In the spring of 1999, I was faced with the prospect of going insane or quitting my dead-end job at Cypress Solutions. Having never quit a job before, I had no idea how to write a letter of resignation. It was actually quite easy quitting my crap job. Please feel free to use the letter below as a template.
In the few short months I've been at Electronic Arts, I've learned some important lessons. I realized that while I was at Cypress Solutions, I was in a poisoned environment. From almost the very first day I was there, I received extremely poor treatment from management. I was not given a chance to succeed. I was not provided the resources necessary to be successful. Despite being very determined to learn and prosper at my job, the conduct in which Cypress Solutions operated, beat down my confidence and the faith in my own abilities. No one should ever let any company or boss put them in this situation. You should always have faith in yourself and in your own worth. Once anything starts eroding your own confidence, you should immediately seek out the source of the problem. Everyone deserves to be shown respect as a human being, whether you're the CEO of a Fortune 500 company or even if you clean washrooms at the mall. Never forget that.

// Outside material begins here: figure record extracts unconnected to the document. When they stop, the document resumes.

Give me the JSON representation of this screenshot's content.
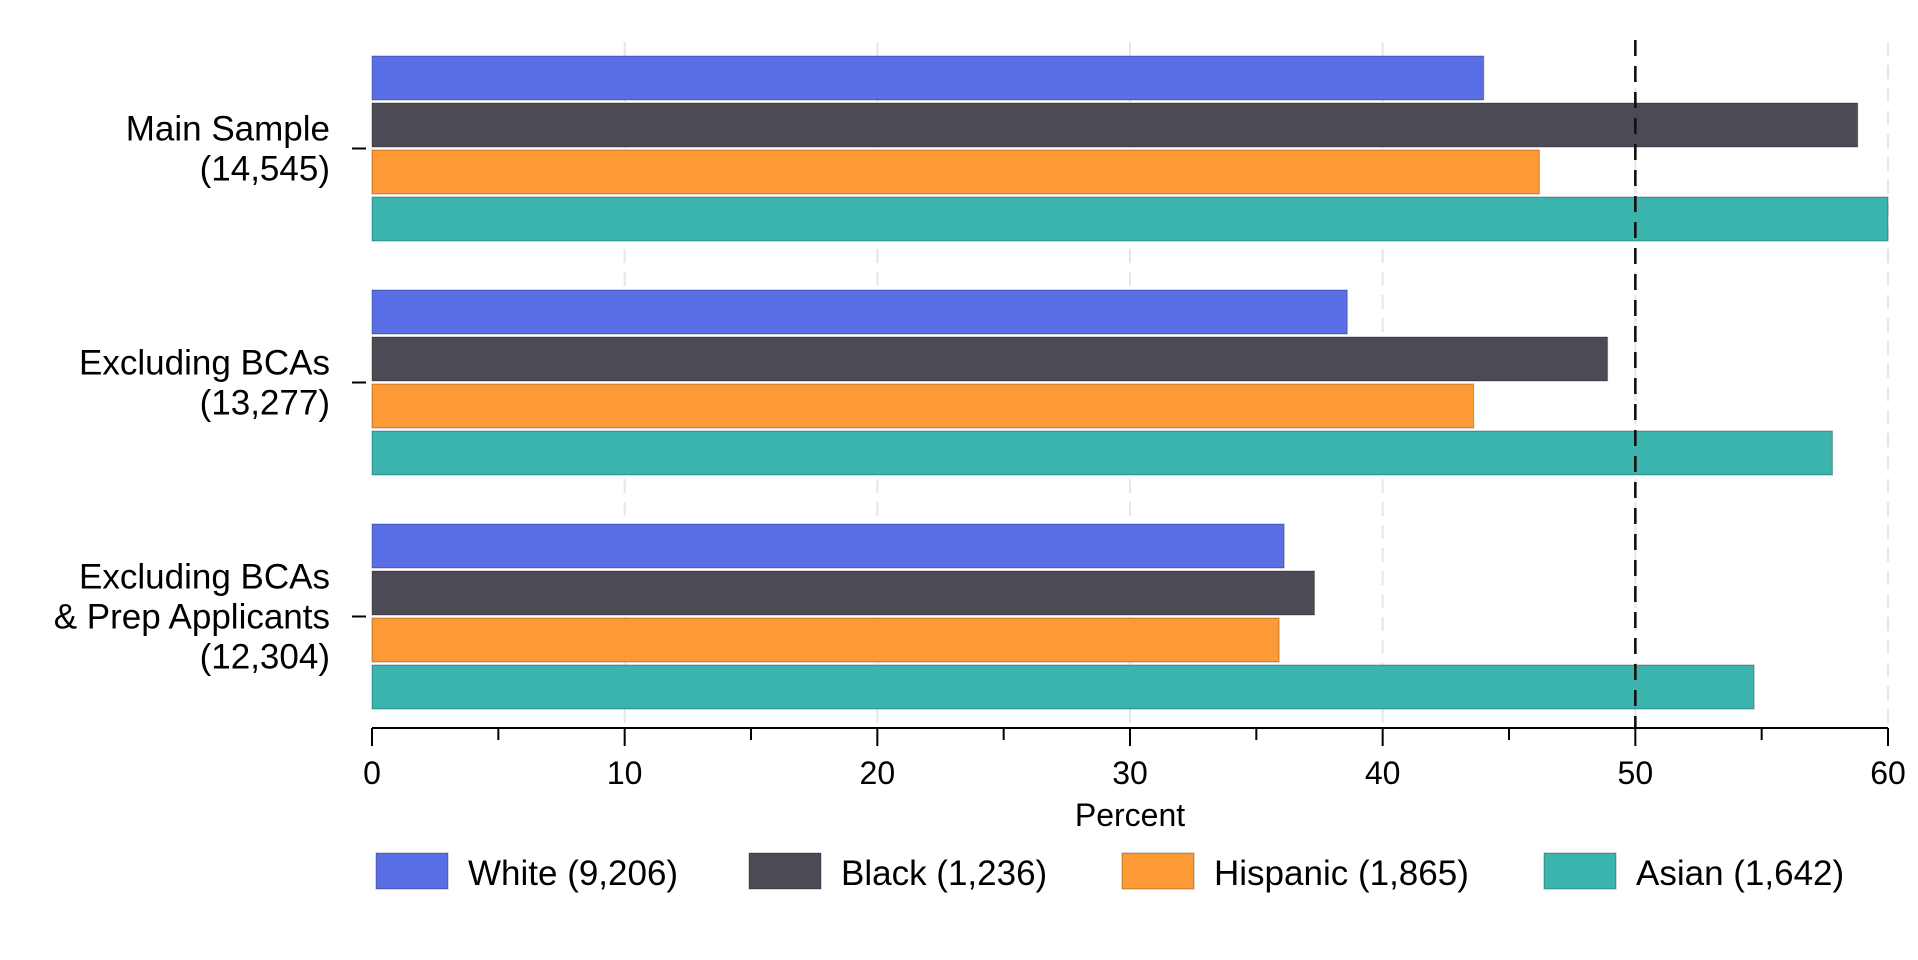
{
  "chart_data": {
    "type": "bar",
    "orientation": "horizontal",
    "categories": [
      [
        "Main Sample",
        "(14,545)"
      ],
      [
        "Excluding BCAs",
        "(13,277)"
      ],
      [
        "Excluding BCAs",
        "& Prep Applicants",
        "(12,304)"
      ]
    ],
    "series": [
      {
        "name": "White (9,206)",
        "color": "#5a6fe6",
        "values": [
          44.0,
          38.6,
          36.1
        ]
      },
      {
        "name": "Black (1,236)",
        "color": "#4b4a55",
        "values": [
          58.8,
          48.9,
          37.3
        ]
      },
      {
        "name": "Hispanic (1,865)",
        "color": "#fe9a35",
        "values": [
          46.2,
          43.6,
          35.9
        ]
      },
      {
        "name": "Asian (1,642)",
        "color": "#3bb4ae",
        "values": [
          60.0,
          57.8,
          54.7
        ]
      }
    ],
    "xlabel": "Percent",
    "xlim": [
      0,
      60
    ],
    "xticks": [
      "0",
      "10",
      "20",
      "30",
      "40",
      "50",
      "60"
    ],
    "minor_ticks_every": 5,
    "reference_line": {
      "value": 50,
      "style": "dashed"
    },
    "grid": "vertical-dashed",
    "legend_position": "bottom"
  }
}
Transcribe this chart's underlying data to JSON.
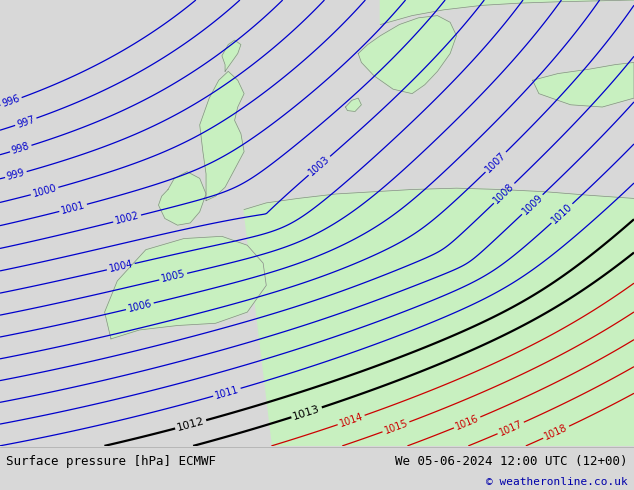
{
  "title_left": "Surface pressure [hPa] ECMWF",
  "title_right": "We 05-06-2024 12:00 UTC (12+00)",
  "copyright": "© weatheronline.co.uk",
  "bg_color": "#d8d8d8",
  "land_color": "#c8f0c0",
  "coast_color": "#888888",
  "footer_bg": "#e8e8e8",
  "footer_text_color": "#000000",
  "blue_line_color": "#0000cc",
  "red_line_color": "#cc0000",
  "black_line_color": "#000000",
  "label_color_blue": "#0000cc",
  "label_color_red": "#cc0000",
  "label_color_black": "#000000",
  "figsize": [
    6.34,
    4.9
  ],
  "dpi": 100,
  "blue_levels": [
    996,
    997,
    998,
    999,
    1000,
    1001,
    1002,
    1003,
    1004,
    1005,
    1006,
    1007,
    1008,
    1009,
    1010,
    1011
  ],
  "black_levels": [
    1012,
    1013
  ],
  "red_levels": [
    1014,
    1015,
    1016,
    1017,
    1018
  ]
}
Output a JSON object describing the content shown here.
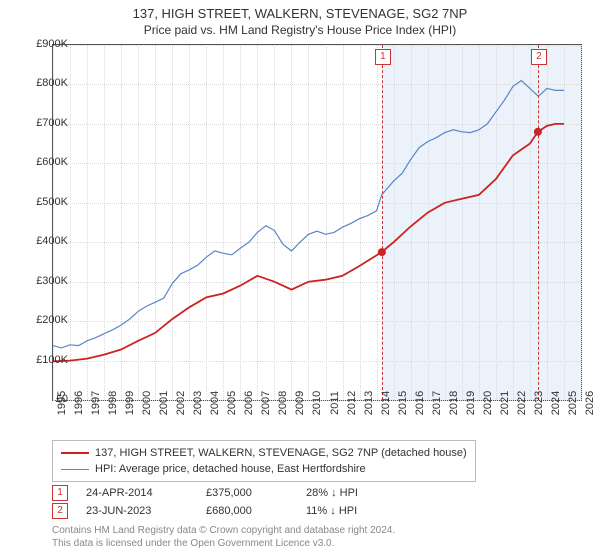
{
  "title": "137, HIGH STREET, WALKERN, STEVENAGE, SG2 7NP",
  "subtitle": "Price paid vs. HM Land Registry's House Price Index (HPI)",
  "chart": {
    "type": "line",
    "background_color": "#ffffff",
    "shaded_recent_color": "#eaf1fa",
    "grid_color": "#d9d9d9",
    "axis_color": "#555555",
    "x": {
      "min": 1995,
      "max": 2026,
      "ticks": [
        1995,
        1996,
        1997,
        1998,
        1999,
        2000,
        2001,
        2002,
        2003,
        2004,
        2005,
        2006,
        2007,
        2008,
        2009,
        2010,
        2011,
        2012,
        2013,
        2014,
        2015,
        2016,
        2017,
        2018,
        2019,
        2020,
        2021,
        2022,
        2023,
        2024,
        2025,
        2026
      ],
      "tick_fontsize": 11
    },
    "y": {
      "min": 0,
      "max": 900000,
      "ticks": [
        0,
        100000,
        200000,
        300000,
        400000,
        500000,
        600000,
        700000,
        800000,
        900000
      ],
      "tick_labels": [
        "£0",
        "£100K",
        "£200K",
        "£300K",
        "£400K",
        "£500K",
        "£600K",
        "£700K",
        "£800K",
        "£900K"
      ],
      "tick_fontsize": 11
    },
    "series": [
      {
        "name": "price_paid",
        "label": "137, HIGH STREET, WALKERN, STEVENAGE, SG2 7NP (detached house)",
        "color": "#cc2222",
        "line_width": 1.8,
        "points": [
          [
            1995.0,
            98000
          ],
          [
            1996.0,
            100000
          ],
          [
            1997.0,
            105000
          ],
          [
            1998.0,
            115000
          ],
          [
            1999.0,
            128000
          ],
          [
            2000.0,
            150000
          ],
          [
            2001.0,
            170000
          ],
          [
            2002.0,
            205000
          ],
          [
            2003.0,
            235000
          ],
          [
            2004.0,
            260000
          ],
          [
            2005.0,
            270000
          ],
          [
            2006.0,
            290000
          ],
          [
            2007.0,
            315000
          ],
          [
            2008.0,
            300000
          ],
          [
            2009.0,
            280000
          ],
          [
            2010.0,
            300000
          ],
          [
            2011.0,
            305000
          ],
          [
            2012.0,
            315000
          ],
          [
            2013.0,
            340000
          ],
          [
            2014.3,
            375000
          ],
          [
            2015.0,
            400000
          ],
          [
            2016.0,
            440000
          ],
          [
            2017.0,
            475000
          ],
          [
            2018.0,
            500000
          ],
          [
            2019.0,
            510000
          ],
          [
            2020.0,
            520000
          ],
          [
            2021.0,
            560000
          ],
          [
            2022.0,
            620000
          ],
          [
            2023.0,
            650000
          ],
          [
            2023.47,
            680000
          ],
          [
            2024.0,
            695000
          ],
          [
            2024.5,
            700000
          ],
          [
            2025.0,
            700000
          ]
        ]
      },
      {
        "name": "hpi",
        "label": "HPI: Average price, detached house, East Hertfordshire",
        "color": "#5b85c8",
        "line_width": 1.2,
        "points": [
          [
            1995.0,
            138000
          ],
          [
            1995.5,
            132000
          ],
          [
            1996.0,
            140000
          ],
          [
            1996.5,
            138000
          ],
          [
            1997.0,
            150000
          ],
          [
            1997.5,
            158000
          ],
          [
            1998.0,
            168000
          ],
          [
            1998.5,
            178000
          ],
          [
            1999.0,
            190000
          ],
          [
            1999.5,
            205000
          ],
          [
            2000.0,
            225000
          ],
          [
            2000.5,
            238000
          ],
          [
            2001.0,
            248000
          ],
          [
            2001.5,
            258000
          ],
          [
            2002.0,
            295000
          ],
          [
            2002.5,
            320000
          ],
          [
            2003.0,
            330000
          ],
          [
            2003.5,
            342000
          ],
          [
            2004.0,
            362000
          ],
          [
            2004.5,
            378000
          ],
          [
            2005.0,
            372000
          ],
          [
            2005.5,
            368000
          ],
          [
            2006.0,
            385000
          ],
          [
            2006.5,
            400000
          ],
          [
            2007.0,
            425000
          ],
          [
            2007.5,
            442000
          ],
          [
            2008.0,
            430000
          ],
          [
            2008.5,
            395000
          ],
          [
            2009.0,
            378000
          ],
          [
            2009.5,
            400000
          ],
          [
            2010.0,
            420000
          ],
          [
            2010.5,
            428000
          ],
          [
            2011.0,
            420000
          ],
          [
            2011.5,
            425000
          ],
          [
            2012.0,
            438000
          ],
          [
            2012.5,
            448000
          ],
          [
            2013.0,
            460000
          ],
          [
            2013.5,
            468000
          ],
          [
            2014.0,
            480000
          ],
          [
            2014.3,
            520000
          ],
          [
            2015.0,
            555000
          ],
          [
            2015.5,
            575000
          ],
          [
            2016.0,
            610000
          ],
          [
            2016.5,
            640000
          ],
          [
            2017.0,
            655000
          ],
          [
            2017.5,
            665000
          ],
          [
            2018.0,
            678000
          ],
          [
            2018.5,
            685000
          ],
          [
            2019.0,
            680000
          ],
          [
            2019.5,
            678000
          ],
          [
            2020.0,
            685000
          ],
          [
            2020.5,
            700000
          ],
          [
            2021.0,
            730000
          ],
          [
            2021.5,
            760000
          ],
          [
            2022.0,
            795000
          ],
          [
            2022.5,
            810000
          ],
          [
            2023.0,
            790000
          ],
          [
            2023.5,
            770000
          ],
          [
            2024.0,
            790000
          ],
          [
            2024.5,
            785000
          ],
          [
            2025.0,
            785000
          ]
        ]
      }
    ],
    "events": [
      {
        "n": "1",
        "x": 2014.31,
        "date": "24-APR-2014",
        "price": "£375,000",
        "diff_pct": "28%",
        "diff_dir": "↓",
        "diff_suffix": "HPI",
        "marker_y": 375000
      },
      {
        "n": "2",
        "x": 2023.47,
        "date": "23-JUN-2023",
        "price": "£680,000",
        "diff_pct": "11%",
        "diff_dir": "↓",
        "diff_suffix": "HPI",
        "marker_y": 680000
      }
    ],
    "shade_from_x": 2014.31,
    "shade_to_x": 2026
  },
  "footer": {
    "line1": "Contains HM Land Registry data © Crown copyright and database right 2024.",
    "line2": "This data is licensed under the Open Government Licence v3.0."
  }
}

Working at EA has restored my confidence and faith in my abilities. It has shown me that hard work, perserverance, and a determination to succeed are qualities that actually pay dividends. Another lesson I learned is the importance of a company giving their employees a chance to succeed. EA constantly provides training to their employees to accomplish tasks they've been given. They understand it is useless to make people do things when they don't know how to do them. This seems logical, but I can't tell you how many companies like Cypress Solutions, don't get this point.
If you don't like your job right now, you owe it to yourself to find a way out. There are companies out there, like EA, that are worth working for. You spend at least eight hours a day, 40 hours a week at work, don't you think you should be enjoying yourself when you're there? Remember, this isn't the fifties anymore where you punch into some dingy factory everyday. Everyone should be able to say, "I love where I work!" If you can't honestly say that right now, then I strongly suggest you examine what's wrong with your job. You might have to take some chances to get where you want to be, but this is the only life you have to live. When you're 70 yrs. old and look back at your life, will you be bitter at how it turned out? Or will you have the satisfaction knowing you took control of your life and shaped it to what you wanted it to be?
You may find reasons not to change your life or convince yourself to stay the course, but don't take the cheap way out. You owe it to yourself.